By Bonnie Rosenstock

Since its founding in 1883, the originally named Deutsches Dispensary on Second Ave. at E. Ninth St. had been dedicated to the health and well-being of the community.

Beginning in the 1830s and for almost a century thereafter, the Lower East Side, which included the East Village, was predominantly German. In the 19th century, health clinics, such as the German Dispensary, were established to provide free medical care to the poor, who lacked even basic health services. The clinic later became part of the German Hospital (now Lenox Hill) on E. 77th St. and Park Ave.

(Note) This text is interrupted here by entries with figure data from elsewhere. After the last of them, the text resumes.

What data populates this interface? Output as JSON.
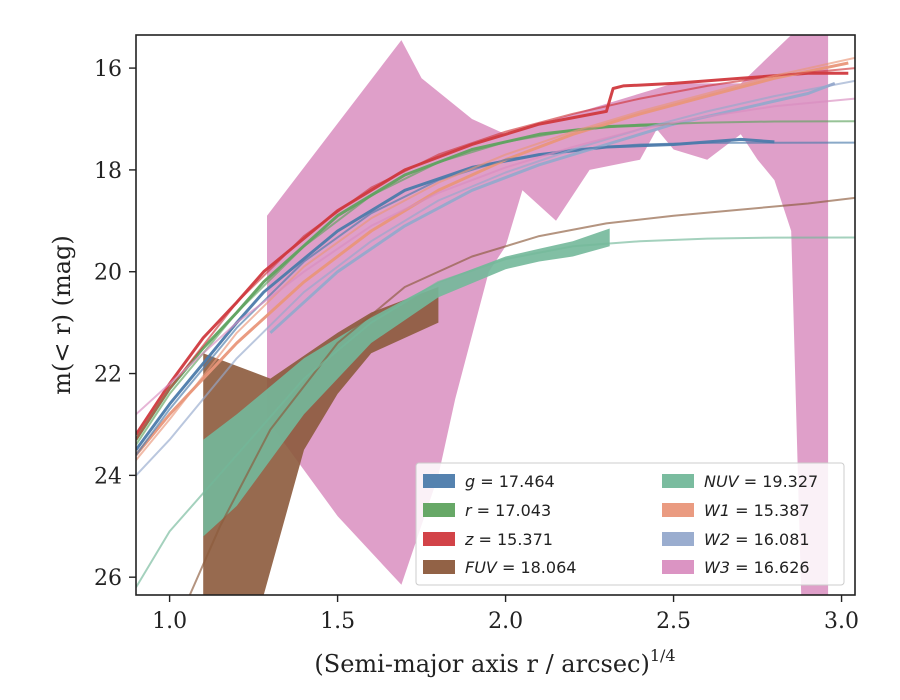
{
  "chart_data": {
    "type": "line",
    "xlabel": "(Semi-major axis r / arcsec)",
    "xlabel_exponent": "1/4",
    "ylabel": "m(< r) (mag)",
    "xlim": [
      0.9,
      3.04
    ],
    "ylim": [
      26.35,
      15.35
    ],
    "y_inverted": true,
    "x_ticks": [
      1.0,
      1.5,
      2.0,
      2.5,
      3.0
    ],
    "x_tick_labels": [
      "1.0",
      "1.5",
      "2.0",
      "2.5",
      "3.0"
    ],
    "y_ticks": [
      16,
      18,
      20,
      22,
      24,
      26
    ],
    "y_tick_labels": [
      "16",
      "18",
      "20",
      "22",
      "24",
      "26"
    ],
    "legend_position": "lower-right",
    "series": [
      {
        "name": "g = 17.464",
        "band": "g",
        "total_mag": "17.464",
        "color": "#4c7bab",
        "fit": [
          [
            0.9,
            23.6
          ],
          [
            1.0,
            22.7
          ],
          [
            1.2,
            21.1
          ],
          [
            1.4,
            19.8
          ],
          [
            1.6,
            18.85
          ],
          [
            1.8,
            18.2
          ],
          [
            2.0,
            17.8
          ],
          [
            2.2,
            17.6
          ],
          [
            2.4,
            17.5
          ],
          [
            2.6,
            17.47
          ],
          [
            2.8,
            17.465
          ],
          [
            3.04,
            17.464
          ]
        ],
        "profile": [
          [
            0.9,
            23.5
          ],
          [
            1.0,
            22.6
          ],
          [
            1.1,
            21.8
          ],
          [
            1.2,
            21.0
          ],
          [
            1.28,
            20.4
          ],
          [
            1.5,
            19.2
          ],
          [
            1.7,
            18.4
          ],
          [
            1.9,
            17.95
          ],
          [
            2.1,
            17.7
          ],
          [
            2.3,
            17.55
          ],
          [
            2.5,
            17.5
          ],
          [
            2.7,
            17.4
          ],
          [
            2.8,
            17.45
          ]
        ]
      },
      {
        "name": "r = 17.043",
        "band": "r",
        "total_mag": "17.043",
        "color": "#5fa35f",
        "fit": [
          [
            0.9,
            23.4
          ],
          [
            1.0,
            22.4
          ],
          [
            1.2,
            20.8
          ],
          [
            1.4,
            19.5
          ],
          [
            1.6,
            18.5
          ],
          [
            1.8,
            17.85
          ],
          [
            2.0,
            17.45
          ],
          [
            2.2,
            17.22
          ],
          [
            2.4,
            17.11
          ],
          [
            2.6,
            17.07
          ],
          [
            2.8,
            17.05
          ],
          [
            3.04,
            17.043
          ]
        ],
        "profile": [
          [
            0.9,
            23.3
          ],
          [
            1.0,
            22.3
          ],
          [
            1.1,
            21.5
          ],
          [
            1.2,
            20.8
          ],
          [
            1.28,
            20.2
          ],
          [
            1.5,
            18.9
          ],
          [
            1.7,
            18.1
          ],
          [
            1.9,
            17.6
          ],
          [
            2.1,
            17.3
          ],
          [
            2.3,
            17.15
          ],
          [
            2.5,
            17.1
          ]
        ]
      },
      {
        "name": "z = 15.371",
        "band": "z",
        "total_mag": "15.371",
        "color": "#d0393e",
        "fit": [
          [
            0.9,
            23.3
          ],
          [
            1.0,
            22.3
          ],
          [
            1.2,
            20.6
          ],
          [
            1.4,
            19.3
          ],
          [
            1.6,
            18.35
          ],
          [
            1.8,
            17.7
          ],
          [
            2.0,
            17.25
          ],
          [
            2.2,
            16.9
          ],
          [
            2.4,
            16.6
          ],
          [
            2.6,
            16.35
          ],
          [
            2.8,
            16.15
          ],
          [
            3.04,
            16.0
          ]
        ],
        "profile": [
          [
            0.9,
            23.2
          ],
          [
            1.0,
            22.2
          ],
          [
            1.1,
            21.3
          ],
          [
            1.2,
            20.6
          ],
          [
            1.28,
            20.0
          ],
          [
            1.5,
            18.8
          ],
          [
            1.7,
            18.0
          ],
          [
            1.9,
            17.5
          ],
          [
            2.1,
            17.1
          ],
          [
            2.3,
            16.85
          ],
          [
            2.32,
            16.4
          ],
          [
            2.35,
            16.35
          ],
          [
            2.5,
            16.3
          ],
          [
            2.7,
            16.2
          ],
          [
            2.9,
            16.1
          ],
          [
            3.02,
            16.1
          ]
        ]
      },
      {
        "name": "FUV = 18.064",
        "band": "FUV",
        "total_mag": "18.064",
        "color": "#8c5a3c",
        "fit": [
          [
            1.06,
            26.35
          ],
          [
            1.15,
            25.0
          ],
          [
            1.3,
            23.1
          ],
          [
            1.5,
            21.4
          ],
          [
            1.7,
            20.3
          ],
          [
            1.9,
            19.7
          ],
          [
            2.1,
            19.3
          ],
          [
            2.3,
            19.05
          ],
          [
            2.5,
            18.9
          ],
          [
            2.7,
            18.78
          ],
          [
            2.9,
            18.66
          ],
          [
            3.04,
            18.55
          ]
        ],
        "band_upper": [
          [
            1.1,
            21.6
          ],
          [
            1.3,
            22.1
          ],
          [
            1.5,
            21.2
          ],
          [
            1.6,
            20.8
          ],
          [
            1.8,
            20.3
          ]
        ],
        "band_lower": [
          [
            1.1,
            26.35
          ],
          [
            1.28,
            26.35
          ],
          [
            1.4,
            23.5
          ],
          [
            1.5,
            22.4
          ],
          [
            1.6,
            21.6
          ],
          [
            1.8,
            21.0
          ]
        ]
      },
      {
        "name": "NUV = 19.327",
        "band": "NUV",
        "total_mag": "19.327",
        "color": "#73b89a",
        "fit": [
          [
            0.9,
            26.2
          ],
          [
            1.0,
            25.1
          ],
          [
            1.2,
            23.6
          ],
          [
            1.4,
            22.1
          ],
          [
            1.6,
            21.0
          ],
          [
            1.8,
            20.2
          ],
          [
            2.0,
            19.75
          ],
          [
            2.2,
            19.5
          ],
          [
            2.4,
            19.4
          ],
          [
            2.6,
            19.35
          ],
          [
            2.8,
            19.33
          ],
          [
            3.04,
            19.327
          ]
        ],
        "band_upper": [
          [
            1.1,
            23.3
          ],
          [
            1.2,
            22.8
          ],
          [
            1.4,
            21.7
          ],
          [
            1.6,
            20.9
          ],
          [
            1.8,
            20.2
          ],
          [
            2.0,
            19.7
          ],
          [
            2.1,
            19.55
          ],
          [
            2.2,
            19.4
          ],
          [
            2.31,
            19.15
          ]
        ],
        "band_lower": [
          [
            1.1,
            25.2
          ],
          [
            1.2,
            24.6
          ],
          [
            1.4,
            22.8
          ],
          [
            1.6,
            21.4
          ],
          [
            1.8,
            20.5
          ],
          [
            2.0,
            19.95
          ],
          [
            2.1,
            19.8
          ],
          [
            2.2,
            19.7
          ],
          [
            2.31,
            19.5
          ]
        ]
      },
      {
        "name": "W1 = 15.387",
        "band": "W1",
        "total_mag": "15.387",
        "color": "#e9967a",
        "fit": [
          [
            0.9,
            23.7
          ],
          [
            1.0,
            22.9
          ],
          [
            1.2,
            21.2
          ],
          [
            1.4,
            19.9
          ],
          [
            1.6,
            18.95
          ],
          [
            1.8,
            18.25
          ],
          [
            2.0,
            17.7
          ],
          [
            2.2,
            17.25
          ],
          [
            2.4,
            16.85
          ],
          [
            2.6,
            16.5
          ],
          [
            2.8,
            16.15
          ],
          [
            3.04,
            15.8
          ]
        ],
        "profile": [
          [
            0.9,
            23.6
          ],
          [
            1.0,
            22.8
          ],
          [
            1.2,
            21.4
          ],
          [
            1.4,
            20.2
          ],
          [
            1.6,
            19.2
          ],
          [
            1.8,
            18.4
          ],
          [
            2.0,
            17.8
          ],
          [
            2.2,
            17.3
          ],
          [
            2.4,
            16.9
          ],
          [
            2.6,
            16.55
          ],
          [
            2.8,
            16.2
          ],
          [
            3.02,
            15.9
          ]
        ]
      },
      {
        "name": "W2 = 16.081",
        "band": "W2",
        "total_mag": "16.081",
        "color": "#95a9cc",
        "fit": [
          [
            0.9,
            24.0
          ],
          [
            1.0,
            23.3
          ],
          [
            1.2,
            21.7
          ],
          [
            1.4,
            20.4
          ],
          [
            1.6,
            19.4
          ],
          [
            1.8,
            18.6
          ],
          [
            2.0,
            18.05
          ],
          [
            2.2,
            17.6
          ],
          [
            2.4,
            17.2
          ],
          [
            2.6,
            16.85
          ],
          [
            2.8,
            16.55
          ],
          [
            3.04,
            16.25
          ]
        ],
        "profile": [
          [
            1.3,
            21.2
          ],
          [
            1.5,
            20.0
          ],
          [
            1.7,
            19.1
          ],
          [
            1.9,
            18.4
          ],
          [
            2.1,
            17.9
          ],
          [
            2.3,
            17.5
          ],
          [
            2.5,
            17.1
          ],
          [
            2.7,
            16.8
          ],
          [
            2.9,
            16.5
          ],
          [
            2.98,
            16.3
          ]
        ]
      },
      {
        "name": "W3 = 16.626",
        "band": "W3",
        "total_mag": "16.626",
        "color": "#d98ec0",
        "fit": [
          [
            0.9,
            22.8
          ],
          [
            1.0,
            22.2
          ],
          [
            1.2,
            21.0
          ],
          [
            1.4,
            20.0
          ],
          [
            1.6,
            19.1
          ],
          [
            1.8,
            18.45
          ],
          [
            2.0,
            17.95
          ],
          [
            2.2,
            17.55
          ],
          [
            2.4,
            17.2
          ],
          [
            2.6,
            16.95
          ],
          [
            2.8,
            16.75
          ],
          [
            3.04,
            16.6
          ]
        ],
        "band_upper": [
          [
            1.29,
            18.9
          ],
          [
            1.69,
            15.45
          ],
          [
            1.75,
            16.2
          ],
          [
            1.9,
            17.0
          ],
          [
            2.0,
            17.3
          ],
          [
            2.1,
            17.1
          ],
          [
            2.3,
            16.7
          ],
          [
            2.5,
            16.3
          ],
          [
            2.7,
            16.3
          ],
          [
            2.85,
            15.35
          ],
          [
            2.96,
            15.35
          ]
        ],
        "band_lower": [
          [
            1.29,
            22.9
          ],
          [
            1.5,
            24.8
          ],
          [
            1.69,
            26.15
          ],
          [
            1.8,
            24.0
          ],
          [
            1.85,
            22.5
          ],
          [
            1.95,
            20.0
          ],
          [
            2.0,
            19.5
          ],
          [
            2.05,
            18.4
          ],
          [
            2.15,
            19.0
          ],
          [
            2.25,
            18.0
          ],
          [
            2.4,
            17.8
          ],
          [
            2.45,
            17.2
          ],
          [
            2.5,
            17.6
          ],
          [
            2.6,
            17.8
          ],
          [
            2.7,
            17.3
          ],
          [
            2.75,
            17.8
          ],
          [
            2.8,
            18.2
          ],
          [
            2.85,
            19.2
          ],
          [
            2.88,
            26.35
          ],
          [
            2.96,
            26.35
          ]
        ]
      }
    ]
  }
}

In 1906, the building was sold to the German Polyklinik, which changed its name to the Stuyvesant Polyclinic as a result of anti-German sentiment during World War I. In 1972, it passed to Cabrini Medical Center and was renamed Cabrini Stuyvesant Polyclinic. In recent years, the facility specialized in mental healthcare (individual, family, couple and group therapy, medication therapy and referral) and the treatment of AIDS (testing, counseling, complementary medicine and support) as a Designated AIDS Center.

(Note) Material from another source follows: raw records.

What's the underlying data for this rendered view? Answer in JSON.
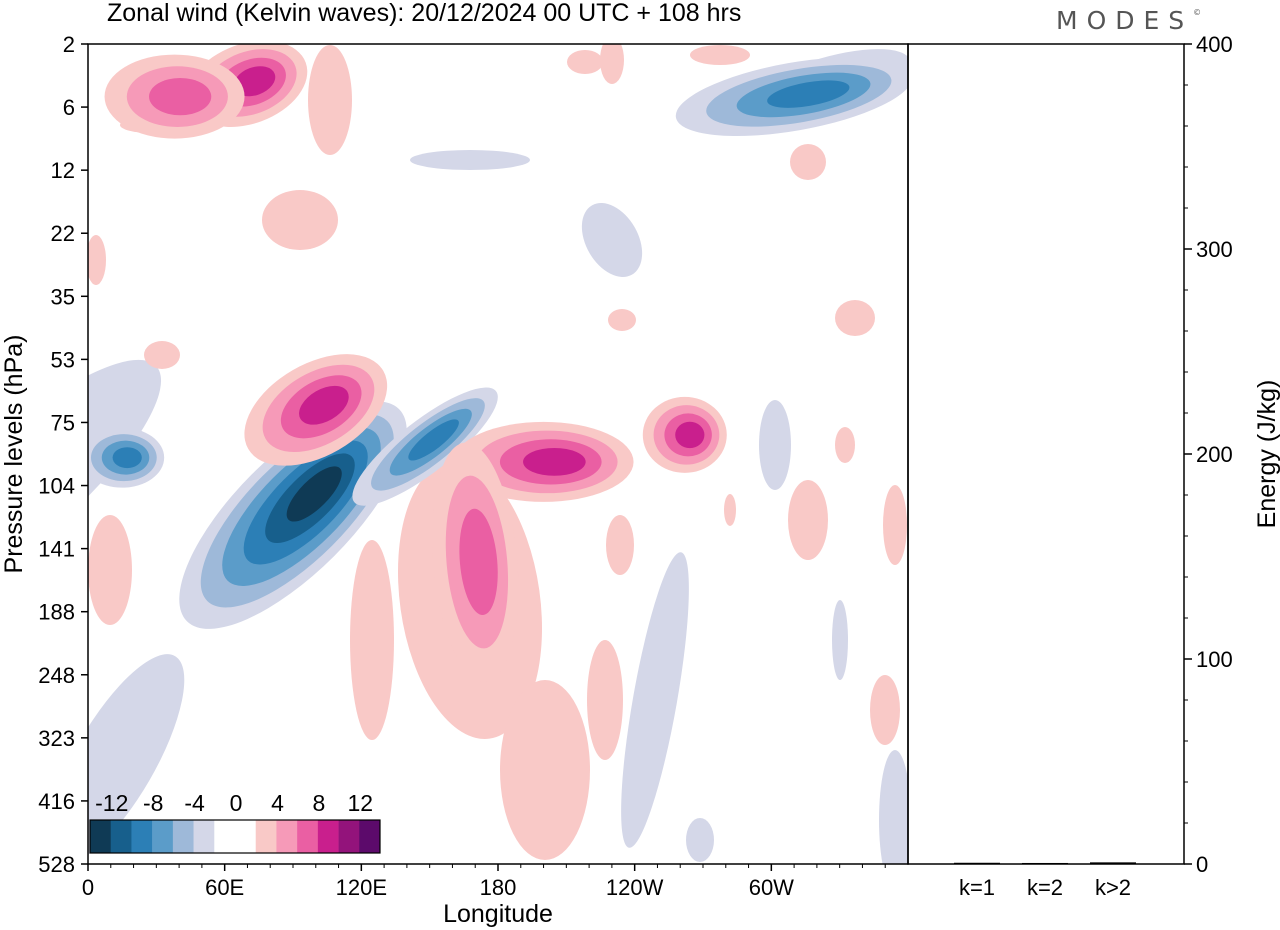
{
  "brand": "MODES",
  "chart_data": [
    {
      "type": "heatmap",
      "title": "Zonal wind (Kelvin waves):  20/12/2024  00 UTC  + 108 hrs",
      "xlabel": "Longitude",
      "ylabel": "Pressure levels (hPa)",
      "x_ticks": [
        "0",
        "60E",
        "120E",
        "180",
        "120W",
        "60W"
      ],
      "x_tick_degrees": [
        0,
        60,
        120,
        180,
        240,
        300
      ],
      "xlim": [
        0,
        360
      ],
      "y_ticks": [
        "2",
        "6",
        "12",
        "22",
        "35",
        "53",
        "75",
        "104",
        "141",
        "188",
        "248",
        "323",
        "416",
        "528"
      ],
      "colorbar": {
        "labels": [
          "-12",
          "-8",
          "-4",
          "0",
          "4",
          "8",
          "12"
        ],
        "levels": [
          -14,
          -12,
          -10,
          -8,
          -6,
          -4,
          -2,
          0,
          2,
          4,
          6,
          8,
          10,
          12,
          14
        ],
        "colors": [
          "#0f3a55",
          "#175f8c",
          "#2c7fb6",
          "#5b9cc9",
          "#9eb9d9",
          "#d4d7e8",
          "#ffffff",
          "#ffffff",
          "#f9c9c7",
          "#f69ab8",
          "#ea5fa3",
          "#c91f8d",
          "#93137b",
          "#5c0a6b"
        ]
      },
      "features": [
        {
          "sign": "negative",
          "peak": -13,
          "lon": 90,
          "level_hpa": 120
        },
        {
          "sign": "negative",
          "peak": -8,
          "lon": 148,
          "level_hpa": 85
        },
        {
          "sign": "negative",
          "peak": -8,
          "lon": 15,
          "level_hpa": 90
        },
        {
          "sign": "negative",
          "peak": -8,
          "lon": 310,
          "level_hpa": 5
        },
        {
          "sign": "positive",
          "peak": 8,
          "lon": 100,
          "level_hpa": 70
        },
        {
          "sign": "positive",
          "peak": 8,
          "lon": 200,
          "level_hpa": 92
        },
        {
          "sign": "positive",
          "peak": 8,
          "lon": 262,
          "level_hpa": 80
        },
        {
          "sign": "positive",
          "peak": 6,
          "lon": 170,
          "level_hpa": 150
        },
        {
          "sign": "positive",
          "peak": 8,
          "lon": 70,
          "level_hpa": 4
        },
        {
          "sign": "positive",
          "peak": 6,
          "lon": 38,
          "level_hpa": 5
        }
      ]
    },
    {
      "type": "bar",
      "ylabel": "Energy (J/kg)",
      "categories": [
        "k=1",
        "k=2",
        "k>2"
      ],
      "values": [
        0.6,
        0.5,
        0.8
      ],
      "ylim": [
        0,
        400
      ],
      "y_ticks": [
        "0",
        "100",
        "200",
        "300",
        "400"
      ]
    }
  ]
}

The polyclinic building and the Ottendorfer Library were designed by German-born architect William Schickel in what has been variously described as Rundbogenstil — or German round-arched — neo-Romanesque style or ornate Italian Renaissance revival design, with a little Queen Anne (late Victorian), depending on the architectural reference. The red Philadelphia pressed-brick facade features striking ornamental details in molded terra cotta, which depict the function of each building. For the clinic, there are five sculpted portrait busts of famous physicians and scientists, including the English physiologist William Harvey, Swedish botanist Carolus Linnaeus, German scientist and explorer Karl Wilhelm von Humboldt, French chemist Antoine Laurent Lavoisier and German physician and author Christoph Wilhelm Hufeland below the cornice. On the columns of the archway are busts of (from left to right) Claudius Galenus, second-century physician and philosopher; Aesculapius, a mythical Greek healer; Hippocrates, who is considered the father of medicine; and Anders Celsius, of thermometer fame.

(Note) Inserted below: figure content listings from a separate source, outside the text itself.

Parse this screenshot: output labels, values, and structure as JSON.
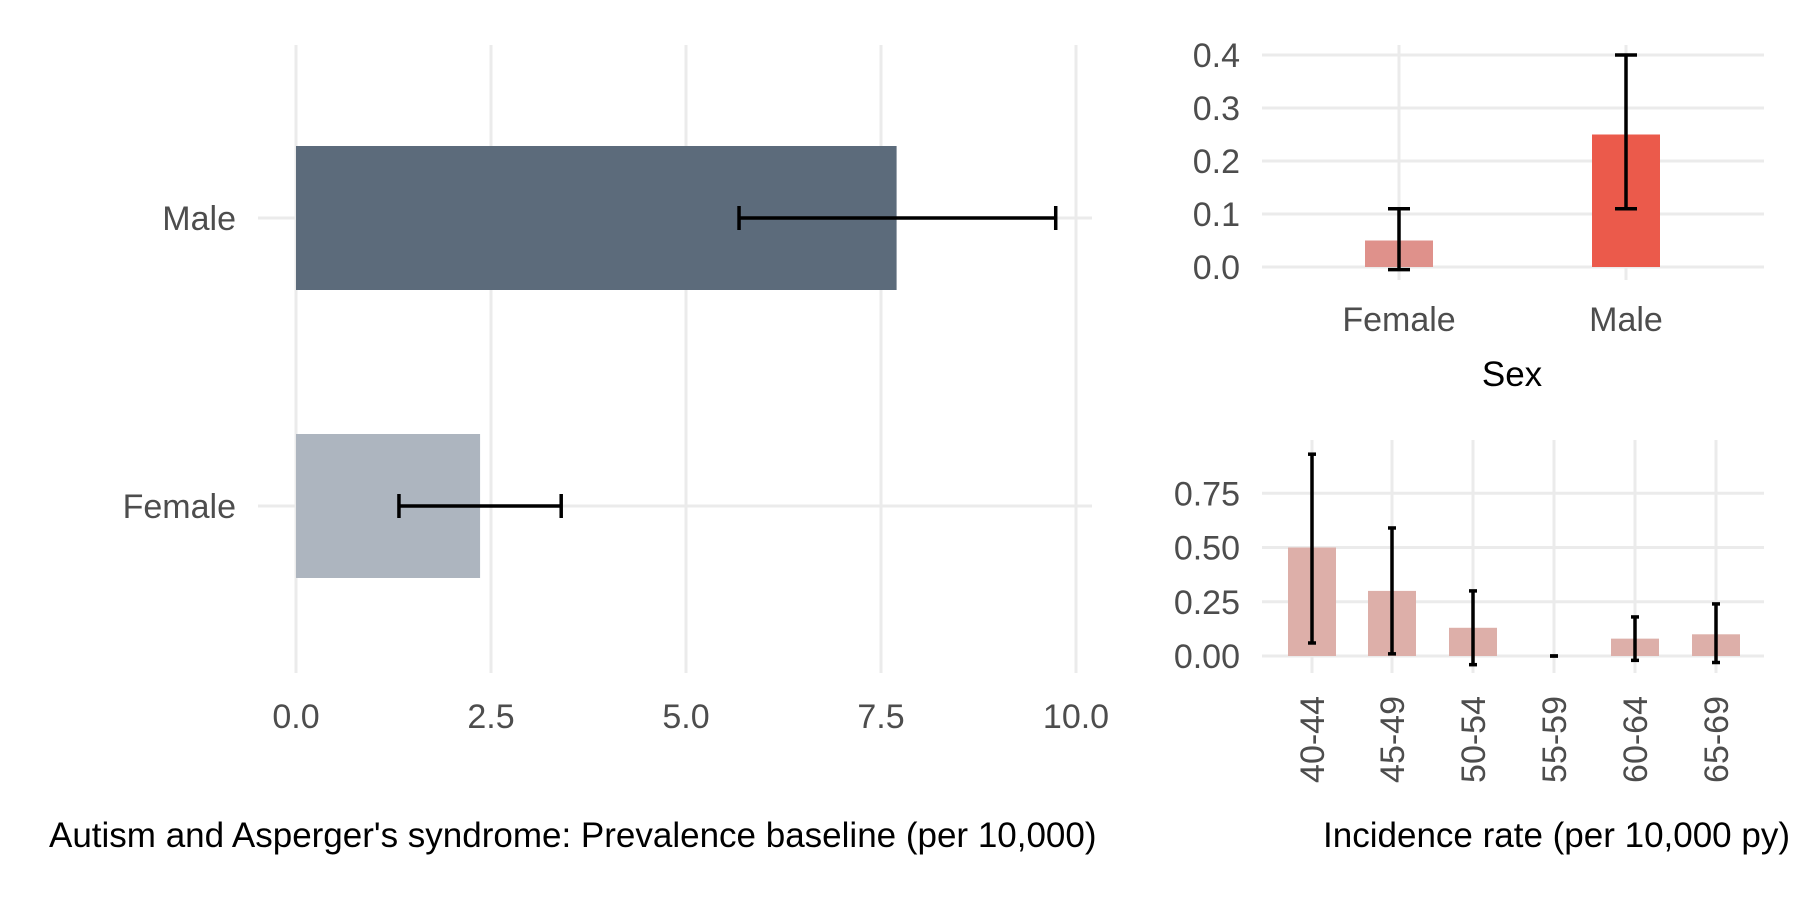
{
  "chart_data": [
    {
      "id": "prevalence",
      "type": "bar",
      "orientation": "horizontal",
      "categories": [
        "Female",
        "Male"
      ],
      "values": [
        2.36,
        7.7
      ],
      "error_low": [
        1.32,
        5.68
      ],
      "error_high": [
        3.4,
        9.74
      ],
      "bar_colors": [
        "#adb5bf",
        "#5c6b7b"
      ],
      "xlim": [
        0,
        10
      ],
      "xticks": [
        "0.0",
        "2.5",
        "5.0",
        "7.5",
        "10.0"
      ],
      "xlabel": "Autism and Asperger's syndrome: Prevalence baseline (per 10,000)",
      "ylabel": ""
    },
    {
      "id": "incidence_sex",
      "type": "bar",
      "categories": [
        "Female",
        "Male"
      ],
      "values": [
        0.05,
        0.25
      ],
      "error_low": [
        -0.005,
        0.11
      ],
      "error_high": [
        0.11,
        0.4
      ],
      "bar_colors": [
        "#df918b",
        "#eb5a4b"
      ],
      "ylim": [
        0,
        0.4
      ],
      "yticks": [
        "0.0",
        "0.1",
        "0.2",
        "0.3",
        "0.4"
      ],
      "xlabel": "Sex",
      "ylabel": ""
    },
    {
      "id": "incidence_age",
      "type": "bar",
      "categories": [
        "40-44",
        "45-49",
        "50-54",
        "55-59",
        "60-64",
        "65-69"
      ],
      "values": [
        0.5,
        0.3,
        0.13,
        0.0,
        0.08,
        0.1
      ],
      "error_low": [
        0.06,
        0.01,
        -0.04,
        0.0,
        -0.02,
        -0.03
      ],
      "error_high": [
        0.93,
        0.59,
        0.3,
        0.0,
        0.18,
        0.24
      ],
      "bar_color": "#ddafa9",
      "ylim": [
        0,
        0.93
      ],
      "yticks": [
        "0.00",
        "0.25",
        "0.50",
        "0.75"
      ],
      "xlabel": "Incidence rate (per 10,000 py)",
      "ylabel": ""
    }
  ]
}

The Ottendorfer Library is just one of two libraries designated by the New York City Landmarks Preservation Commission for both its exterior and interior. However, only the clinic’s exterior is landmarked, having been so designated in November 1976. On the main floor, a tall column, topped with a Corinthian capital, stands beside a solid winding three-floor marble staircase. On the wall of the first-floor landing, a massive plaque in German commemorates the founding of the clinic. Sitting on the landing there is a statue (date unknown) of a nun or Sister of Mercy with a winged female figure kneeling at her feet, holding a scroll written in Latin, “Omnia possum in eo qui me confortant.” Loosely translated, “I can do anything through Christ who gives me strength.” (Saint Jerome’s “Vulgate” Latin translation of the Bible, Philippians, Chapter 4, verse 13. Note: The Latin verb at the end should be singular, not plural. Thanks to Ian Alexander for research and translation.)

As the wooden doors and iron gates close this chapter of the building’s illustrious past, one only hopes that Hippocrates’ wise counsel to physicians will also apply to its future residential conversion: “Primum non nocere” — “First, do no harm.”